Type the NetBIOS name, an IP address, or a fully qualified domain name of one or more computers. To specify the loc
al computer, type the computer name, a dot (.), or “localhost”.
This parameter does not rely on Windows PowerShell remoting. You can use the ComputerName parameter of Get-Process
even if your computer is not configured to run remote commands.
Required? false
Position? named
Default value
Accept pipeline input? true (ByPropertyName)
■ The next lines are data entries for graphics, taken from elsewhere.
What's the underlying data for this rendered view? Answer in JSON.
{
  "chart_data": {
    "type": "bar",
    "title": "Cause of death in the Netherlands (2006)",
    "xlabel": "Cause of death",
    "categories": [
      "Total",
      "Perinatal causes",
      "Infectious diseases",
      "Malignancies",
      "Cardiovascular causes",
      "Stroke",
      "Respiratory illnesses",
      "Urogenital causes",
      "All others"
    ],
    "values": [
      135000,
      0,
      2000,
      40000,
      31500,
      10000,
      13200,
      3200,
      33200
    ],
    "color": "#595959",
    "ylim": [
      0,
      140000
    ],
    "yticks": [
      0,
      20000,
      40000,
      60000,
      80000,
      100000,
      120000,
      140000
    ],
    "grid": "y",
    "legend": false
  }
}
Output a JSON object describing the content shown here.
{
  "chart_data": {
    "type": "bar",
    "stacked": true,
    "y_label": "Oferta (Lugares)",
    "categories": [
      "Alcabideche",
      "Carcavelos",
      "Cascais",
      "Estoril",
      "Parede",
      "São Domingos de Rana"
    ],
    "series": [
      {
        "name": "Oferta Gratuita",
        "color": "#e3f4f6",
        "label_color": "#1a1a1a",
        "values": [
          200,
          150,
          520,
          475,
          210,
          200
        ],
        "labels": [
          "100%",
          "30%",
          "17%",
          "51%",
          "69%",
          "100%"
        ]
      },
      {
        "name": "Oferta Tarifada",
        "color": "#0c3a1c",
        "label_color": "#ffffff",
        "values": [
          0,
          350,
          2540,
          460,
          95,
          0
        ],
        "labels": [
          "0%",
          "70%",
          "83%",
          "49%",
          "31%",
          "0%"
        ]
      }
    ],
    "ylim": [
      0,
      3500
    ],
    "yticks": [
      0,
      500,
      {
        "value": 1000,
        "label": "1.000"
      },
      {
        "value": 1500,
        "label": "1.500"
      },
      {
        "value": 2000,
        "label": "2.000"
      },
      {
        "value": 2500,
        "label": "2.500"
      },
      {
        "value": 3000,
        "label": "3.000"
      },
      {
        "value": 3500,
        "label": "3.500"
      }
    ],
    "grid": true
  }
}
Accept wildcard characters? false
You can get round that like this
Get-Process -ComputerName “Win7″, “Win7Test”, “WebR201″
sort Workingset -Descending |
select -First 10
but you then hit the problem that you can’t differentiate the results from each machine.
You also need to have a number of services running on the remote machine including the Remote Registry service AND the firewall configured to allow remote management.
This is starting to get messy.
Remember that remoting was enabled across the domain. This means we can do this
Invoke-Command -ComputerName “Win7″, “Win7Test”, “WebR201″ -ScriptBlock {
Get-Process |
sort Workingset -Descending |
select -First 10 }
Still a single pipeline. The big advantage is that we get a property – PSComputerName – tacked onto the output that enables us to decide on the source of the data. That should answer all of requirements in the event. The computer names could be fed to Invoke-Command through a file or pipeline.
Change the script to this
Invoke-Command -ComputerName “Win7″, “Win7Test”, “WebR201″ -ScriptBlock {
Get-Process |
sort Workingset -Descending |
select -First 10 } |
Format-Table -GroupBy PSComputerName –AutoSize
and you have a nicely formatted output. Push that to a file
Invoke-Command -ComputerName "Win7", "Win7Test", "WebR201" -ScriptBlock { Get-Process | sort Workingset -Descending | select -First 10 } | Format-Table -GroupBy PSComputerName -AutoSize | Out-File top10proc.txt
and you have a report ready to give to the boss.
Jobs a goodun!
Oh you want aliases. Well if you must
icm -Cn “Win7″, “Win7Test”, “WebR201″ -Sc {
ps |
sort WS -Des |
select -F 10 }
trying to alias or abbreviate parameters can be problematic because the abbreviation must be resolvable unambiguously. Unless you really know the parameters on a cmdlet it can be confusing and take extra time to get right – its why I never bother and just use tab completion!